Alors que le ministre allemand de la Défense était choisi pour présider la prochaine Commission européenne, Emmanuel Macron a profité du 14 Juillet pour promouvoir « l’Europe de la Défense », note Pierre Lévy, rédacteur en chef du mensuel Ruptures.


L’Europe de la Défense : le sujet ne passionne pas les foules. Pourtant, le thème est tout récemment revenu dans l’actualité à propos de deux événements.


Le premier est le choix fait quant à la présidence de la prochaine Commission européenne.
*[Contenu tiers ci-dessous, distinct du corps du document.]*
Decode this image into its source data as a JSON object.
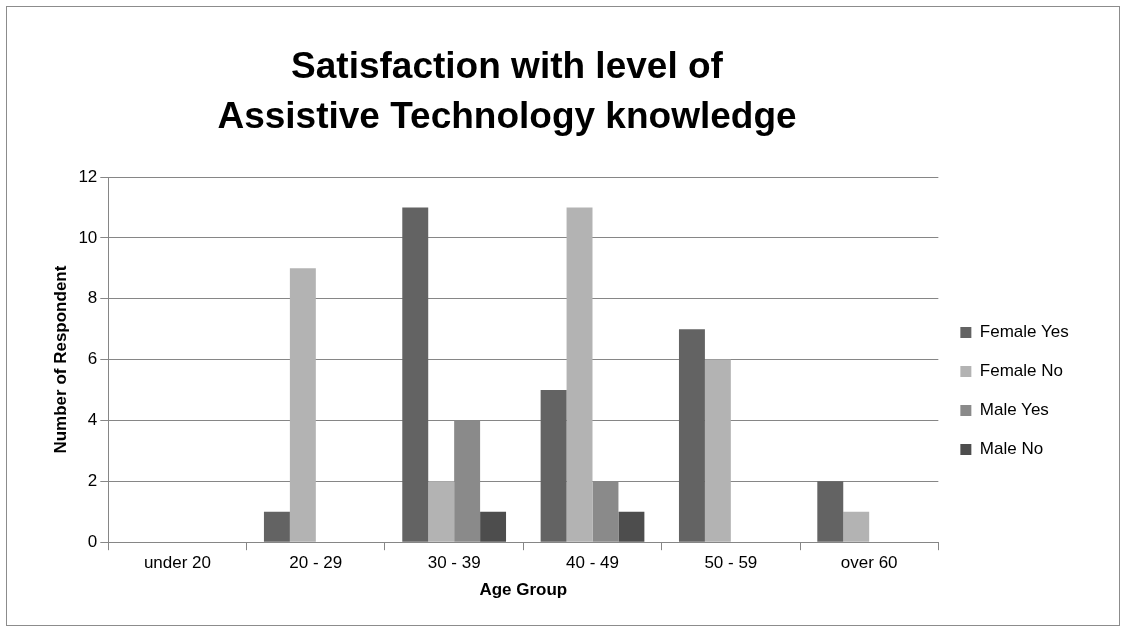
{
  "chart_data": {
    "type": "bar",
    "title": "Satisfaction with level of Assistive Technology knowledge",
    "xlabel": "Age Group",
    "ylabel": "Number of Respondent",
    "categories": [
      "under 20",
      "20 - 29",
      "30 - 39",
      "40 - 49",
      "50 - 59",
      "over 60"
    ],
    "series": [
      {
        "name": "Female Yes",
        "color": "#636363",
        "values": [
          0,
          1,
          11,
          5,
          7,
          2
        ]
      },
      {
        "name": "Female No",
        "color": "#b3b3b3",
        "values": [
          0,
          9,
          2,
          11,
          6,
          1
        ]
      },
      {
        "name": "Male Yes",
        "color": "#8a8a8a",
        "values": [
          0,
          0,
          4,
          2,
          0,
          0
        ]
      },
      {
        "name": "Male No",
        "color": "#4d4d4d",
        "values": [
          0,
          0,
          1,
          1,
          0,
          0
        ]
      }
    ],
    "ylim": [
      0,
      12
    ],
    "yticks": [
      0,
      2,
      4,
      6,
      8,
      10,
      12
    ],
    "grid": "y",
    "legend": "right"
  }
}
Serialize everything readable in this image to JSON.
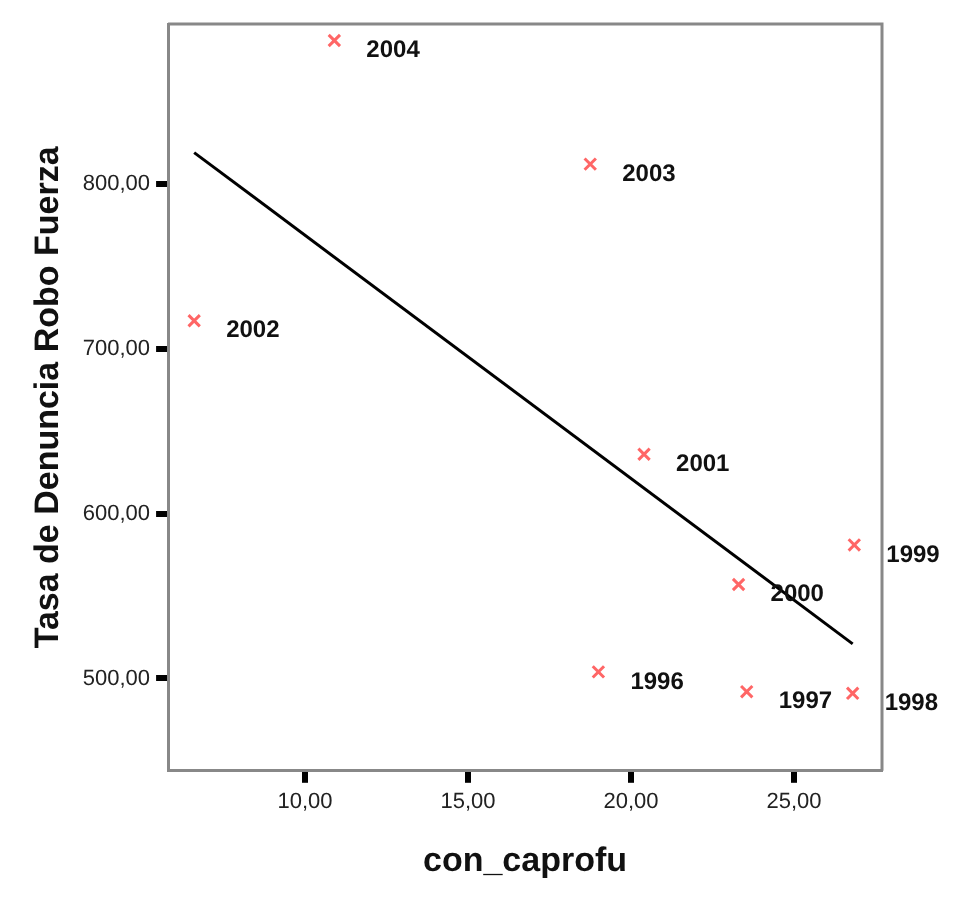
{
  "chart_data": {
    "type": "scatter",
    "xlabel": "con_caprofu",
    "ylabel": "Tasa de Denuncia Robo Fuerza",
    "xlim": [
      5.8,
      27.7
    ],
    "ylim": [
      444,
      897
    ],
    "xticks": [
      {
        "value": 10,
        "label": "10,00"
      },
      {
        "value": 15,
        "label": "15,00"
      },
      {
        "value": 20,
        "label": "20,00"
      },
      {
        "value": 25,
        "label": "25,00"
      }
    ],
    "yticks": [
      {
        "value": 500,
        "label": "500,00"
      },
      {
        "value": 600,
        "label": "600,00"
      },
      {
        "value": 700,
        "label": "700,00"
      },
      {
        "value": 800,
        "label": "800,00"
      }
    ],
    "series": [
      {
        "color": "#ff6666",
        "marker": "cross",
        "x": [
          10.9,
          18.75,
          6.6,
          20.4,
          23.3,
          26.85,
          19.0,
          23.55,
          26.8
        ],
        "values": [
          887,
          812,
          717,
          636,
          557,
          581,
          504,
          492,
          491
        ]
      },
      {
        "type": "line",
        "color": "#000000",
        "x": [
          6.6,
          26.8
        ],
        "values": [
          819,
          521
        ]
      }
    ],
    "annotations": [
      {
        "text": "2004",
        "x": 10.9,
        "y": 887
      },
      {
        "text": "2003",
        "x": 18.75,
        "y": 812
      },
      {
        "text": "2002",
        "x": 6.6,
        "y": 717
      },
      {
        "text": "2001",
        "x": 20.4,
        "y": 636
      },
      {
        "text": "2000",
        "x": 23.3,
        "y": 557
      },
      {
        "text": "1999",
        "x": 26.85,
        "y": 581
      },
      {
        "text": "1996",
        "x": 19.0,
        "y": 504
      },
      {
        "text": "1997",
        "x": 23.55,
        "y": 492
      },
      {
        "text": "1998",
        "x": 26.8,
        "y": 491
      }
    ]
  }
}
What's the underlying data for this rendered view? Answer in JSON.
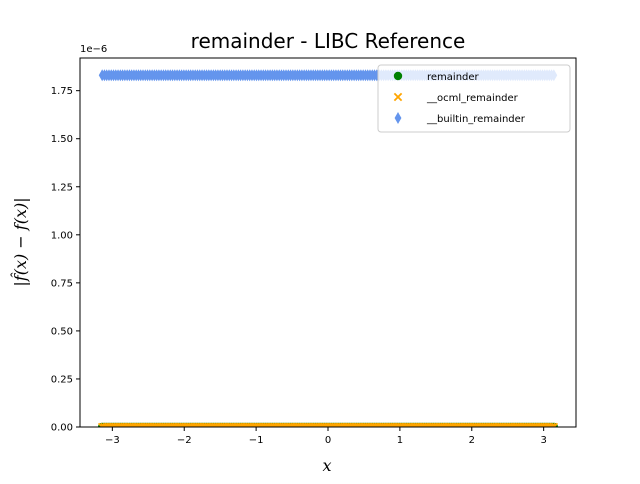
{
  "chart_data": {
    "type": "scatter",
    "title": "remainder - LIBC Reference",
    "xlabel": "x",
    "ylabel": "|f̂(x) − f(x)|",
    "y_offset_text": "1e−6",
    "xlim": [
      -3.45,
      3.45
    ],
    "ylim": [
      0,
      1.92
    ],
    "x_ticks": [
      -3,
      -2,
      -1,
      0,
      1,
      2,
      3
    ],
    "x_tick_labels": [
      "−3",
      "−2",
      "−1",
      "0",
      "1",
      "2",
      "3"
    ],
    "y_ticks": [
      0.0,
      0.25,
      0.5,
      0.75,
      1.0,
      1.25,
      1.5,
      1.75
    ],
    "y_tick_labels": [
      "0.00",
      "0.25",
      "0.50",
      "0.75",
      "1.00",
      "1.25",
      "1.50",
      "1.75"
    ],
    "x_domain": [
      -3.14159,
      3.14159
    ],
    "grid": false,
    "legend_placement": "top-right",
    "series": [
      {
        "name": "remainder",
        "marker": "circle",
        "color": "#008000",
        "constant_value": 0.0,
        "count": 200
      },
      {
        "name": "__ocml_remainder",
        "marker": "x",
        "color": "#FFA500",
        "constant_value": 0.0,
        "count": 200
      },
      {
        "name": "__builtin_remainder",
        "marker": "thin_diamond",
        "color": "#6495ED",
        "constant_value": 1.83,
        "count": 200
      }
    ]
  }
}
Il n’est pas anodin que ce soit le ministre de la Défense allemand, la chrétienne-démocrate Ursula von der Leyen, qui ait finalement été désignée – sur proposition personnelle d’Emmanuel Macron, a fait savoir l’Elysée. Celle-ci a étroitement travaillé avec Paris sur les questions militaires, tout particulièrement dans la dernière période.


 

Le second événement est le discours prononcé par le président de la République en amont du défilé du 14 Juillet. Ce dernier avait ensuite convié à la traditionnelle parade les neuf autres pays membres de son « Initiative européenne d’intervention », l’esquisse d’une force ayant vocation à être projetée un peu partout sur la planète.


C’est donc la dimension européenne militaire que le chef de l’Etat a choisi de mettre à l’honneur à l’occasion de la fête nationale. Il convient donc de rappeler ce que le concept de Défense européenne recouvre – l’expression est du reste très mal adaptée, puisque de défense stricto sensu il n’est guère question.
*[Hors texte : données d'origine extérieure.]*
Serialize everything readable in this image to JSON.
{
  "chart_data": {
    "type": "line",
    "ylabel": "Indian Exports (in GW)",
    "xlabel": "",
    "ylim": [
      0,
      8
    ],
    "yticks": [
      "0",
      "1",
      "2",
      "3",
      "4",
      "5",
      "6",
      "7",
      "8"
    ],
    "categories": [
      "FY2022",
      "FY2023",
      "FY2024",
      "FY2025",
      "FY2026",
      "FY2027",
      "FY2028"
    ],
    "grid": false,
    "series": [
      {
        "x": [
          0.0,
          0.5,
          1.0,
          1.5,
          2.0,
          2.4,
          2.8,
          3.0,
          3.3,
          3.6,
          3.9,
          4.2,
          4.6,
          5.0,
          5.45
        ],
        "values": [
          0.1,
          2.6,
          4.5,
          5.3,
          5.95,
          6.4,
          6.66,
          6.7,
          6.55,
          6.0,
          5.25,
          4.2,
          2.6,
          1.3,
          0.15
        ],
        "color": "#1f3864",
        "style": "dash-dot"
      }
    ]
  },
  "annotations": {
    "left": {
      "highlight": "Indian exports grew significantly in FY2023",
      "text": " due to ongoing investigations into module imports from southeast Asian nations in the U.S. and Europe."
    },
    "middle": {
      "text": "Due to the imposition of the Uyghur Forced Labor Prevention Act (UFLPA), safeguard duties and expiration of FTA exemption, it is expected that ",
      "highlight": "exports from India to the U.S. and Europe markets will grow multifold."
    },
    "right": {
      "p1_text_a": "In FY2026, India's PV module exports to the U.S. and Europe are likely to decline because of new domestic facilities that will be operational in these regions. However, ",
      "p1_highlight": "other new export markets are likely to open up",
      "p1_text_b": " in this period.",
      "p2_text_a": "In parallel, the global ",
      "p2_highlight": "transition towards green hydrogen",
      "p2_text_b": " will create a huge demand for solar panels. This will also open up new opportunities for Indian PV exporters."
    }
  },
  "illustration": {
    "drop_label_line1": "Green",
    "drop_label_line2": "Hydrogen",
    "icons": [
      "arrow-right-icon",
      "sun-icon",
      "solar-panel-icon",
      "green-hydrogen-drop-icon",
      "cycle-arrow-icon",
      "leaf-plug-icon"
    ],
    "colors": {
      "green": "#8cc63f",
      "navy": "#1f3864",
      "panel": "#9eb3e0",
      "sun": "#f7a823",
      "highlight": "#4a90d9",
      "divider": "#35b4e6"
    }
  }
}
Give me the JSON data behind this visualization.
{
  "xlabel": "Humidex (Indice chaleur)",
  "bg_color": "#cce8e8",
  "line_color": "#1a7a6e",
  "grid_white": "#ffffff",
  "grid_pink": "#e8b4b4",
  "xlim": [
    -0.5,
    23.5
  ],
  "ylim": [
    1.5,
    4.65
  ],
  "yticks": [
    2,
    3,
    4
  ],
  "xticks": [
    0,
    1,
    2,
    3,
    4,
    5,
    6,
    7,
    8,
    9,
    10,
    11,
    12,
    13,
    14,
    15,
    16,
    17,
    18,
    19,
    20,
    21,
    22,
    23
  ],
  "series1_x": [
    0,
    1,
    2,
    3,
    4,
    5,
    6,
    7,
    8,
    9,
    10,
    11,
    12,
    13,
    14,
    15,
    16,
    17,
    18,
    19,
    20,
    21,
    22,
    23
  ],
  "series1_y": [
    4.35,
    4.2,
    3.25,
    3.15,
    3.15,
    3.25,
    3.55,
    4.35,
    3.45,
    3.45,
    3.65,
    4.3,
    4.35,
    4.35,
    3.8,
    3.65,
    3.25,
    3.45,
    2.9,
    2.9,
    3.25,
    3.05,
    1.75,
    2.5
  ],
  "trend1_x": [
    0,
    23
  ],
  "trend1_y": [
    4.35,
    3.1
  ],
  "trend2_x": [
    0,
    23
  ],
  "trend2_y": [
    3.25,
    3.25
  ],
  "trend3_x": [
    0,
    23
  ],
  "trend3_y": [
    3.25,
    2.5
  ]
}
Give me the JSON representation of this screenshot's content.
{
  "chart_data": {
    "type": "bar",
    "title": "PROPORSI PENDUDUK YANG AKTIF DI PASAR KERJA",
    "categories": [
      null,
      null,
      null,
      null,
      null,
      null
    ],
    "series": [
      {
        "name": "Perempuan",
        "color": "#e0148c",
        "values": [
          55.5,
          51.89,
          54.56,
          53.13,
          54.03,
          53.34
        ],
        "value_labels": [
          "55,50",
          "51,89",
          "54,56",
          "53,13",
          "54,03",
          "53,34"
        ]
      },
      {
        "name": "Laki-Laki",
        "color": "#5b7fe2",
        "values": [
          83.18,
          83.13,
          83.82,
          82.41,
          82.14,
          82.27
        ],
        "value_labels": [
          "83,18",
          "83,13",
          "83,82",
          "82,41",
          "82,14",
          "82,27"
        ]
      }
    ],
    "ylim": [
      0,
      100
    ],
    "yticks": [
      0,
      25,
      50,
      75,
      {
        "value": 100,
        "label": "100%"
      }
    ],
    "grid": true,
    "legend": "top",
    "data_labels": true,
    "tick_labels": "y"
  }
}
Une «Défense européenne» aux objectifs divers


Certes, à ce stade et dans un avenir prévisible, une armée européenne proprement dite n’est nullement à l’ordre du jour. D’abord parce que les différences et les contradictions entre Etats membres ne le permettent pas. Ensuite parce que cette perspective n’est concevable que dans le cadre d’une UE qui disposerait d’une certaine popularité au sein des peuples – ce qui est de moins en moins le cas. Pour autant, le concept de «Défense européenne» n’est pas anodin. Celle-ci revêt notamment trois aspects.
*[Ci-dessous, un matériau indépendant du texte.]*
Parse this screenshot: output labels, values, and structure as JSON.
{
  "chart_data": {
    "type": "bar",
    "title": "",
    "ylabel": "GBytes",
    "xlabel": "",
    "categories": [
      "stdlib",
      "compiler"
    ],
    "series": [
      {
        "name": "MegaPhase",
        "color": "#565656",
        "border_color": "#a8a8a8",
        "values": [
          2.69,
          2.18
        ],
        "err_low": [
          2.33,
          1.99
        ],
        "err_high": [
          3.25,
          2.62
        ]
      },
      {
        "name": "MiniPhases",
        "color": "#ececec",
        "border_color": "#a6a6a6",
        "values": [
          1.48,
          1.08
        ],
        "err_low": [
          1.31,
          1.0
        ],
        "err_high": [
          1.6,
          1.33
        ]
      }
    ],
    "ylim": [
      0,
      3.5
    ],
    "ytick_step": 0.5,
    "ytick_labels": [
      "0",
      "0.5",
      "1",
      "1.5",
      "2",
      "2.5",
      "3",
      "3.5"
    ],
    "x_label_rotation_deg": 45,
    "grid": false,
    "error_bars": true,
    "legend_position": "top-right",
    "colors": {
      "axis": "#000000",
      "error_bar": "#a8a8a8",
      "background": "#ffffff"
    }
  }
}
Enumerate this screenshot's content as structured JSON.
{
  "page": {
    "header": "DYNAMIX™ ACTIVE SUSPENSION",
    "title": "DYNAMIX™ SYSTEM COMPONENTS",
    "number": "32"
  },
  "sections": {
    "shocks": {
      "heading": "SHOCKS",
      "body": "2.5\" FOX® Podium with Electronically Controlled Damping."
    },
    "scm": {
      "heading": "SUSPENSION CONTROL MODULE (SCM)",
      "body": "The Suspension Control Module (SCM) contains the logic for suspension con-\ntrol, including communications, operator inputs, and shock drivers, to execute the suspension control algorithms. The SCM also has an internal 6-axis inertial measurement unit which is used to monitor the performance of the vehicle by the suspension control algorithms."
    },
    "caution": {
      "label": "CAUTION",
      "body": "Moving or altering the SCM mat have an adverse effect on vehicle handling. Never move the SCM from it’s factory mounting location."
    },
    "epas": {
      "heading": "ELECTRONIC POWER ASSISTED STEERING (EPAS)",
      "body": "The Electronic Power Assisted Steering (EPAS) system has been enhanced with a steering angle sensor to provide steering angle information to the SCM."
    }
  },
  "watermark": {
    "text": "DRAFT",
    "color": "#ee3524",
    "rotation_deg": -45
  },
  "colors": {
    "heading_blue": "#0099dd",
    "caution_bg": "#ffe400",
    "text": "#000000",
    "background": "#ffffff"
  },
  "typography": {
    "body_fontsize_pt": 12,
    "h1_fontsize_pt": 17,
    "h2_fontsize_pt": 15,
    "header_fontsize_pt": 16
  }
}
Le premier aspect est sa dimension sonnante et trébuchante en faveur des grands groupes d’armements. Des missiles aux avions de combat, des hélicoptères aux navires de guerre, des drones aux armements futuristes, des équipements électroniques aux logiciels de cyberguerre, ce sont des centaines de milliards d’euros de contrats qui sont en jeu pour les années à venir, dans un contexte de concurrence commerciale mondiale acharnée, face notamment aux firmes américaines.


C’est fin 2017 que les projets se sont accélérés. Concrètement, dès début 2018 ont été portés sur les fonts baptismaux deux  piliers.


Le premier est nommé  Coopération permanente structurée» (CSP, ou PESCO en anglais), qui constitue désormais le cadre institutionnel de projets de futurs équipements ou initiatives militaires associant à la carte plusieurs pays. Emmanuel Macron s’est félicité dans son discours que 34 projets de ce type aient d’ores et déjà été engagés. A commencer par le système de combat aérien du futur (SCAF) franco-allemand (auquel s’est associée l’Espagne) qui vise à concevoir, produire (et vendre) l’avion de combat du futur et tout son environnement.


L’autre pilier est le Fonds européen de défense (FED) financé par des subsides communautaires, et piloté par la Commission. Moyennant des mécanismes complexes (et souvent peu transparents), il s’agit ni plus ni moins de faire financer par l’argent public fourni par l’UE (et donc tiré de la poche des contribuables de tous les Etats membres) la recherche et le développement engagés par les firmes privées, un incitatif officiellement justifié par la nécessité d’éviter les doublons.


 

Le deuxième aspect de l’Europe de la Défense, qui était traditionnellement défendu par le Royaume-Uni, vise à «renforcer le pilier européen de l’OTAN». Même par temps de Brexit, les partisans de cette UE militaire strictement soumise à Washington ne manquent pas, notamment parmi les pays de l’Est. Du reste, le traité de Lisbonne a confirmé le lien institutionnel entre UE et OTAN. Les déclarations communes et autres habitudes de travail sont venues renforcer régulièrement cette dimension. Par exemple, le Secrétaire général de l’Alliance atlantique est invité à toutes les réunions des ministres de la Défense des Vingt-huit (alors même que quatre membres de l’UE restent en principe hors de l’OTAN).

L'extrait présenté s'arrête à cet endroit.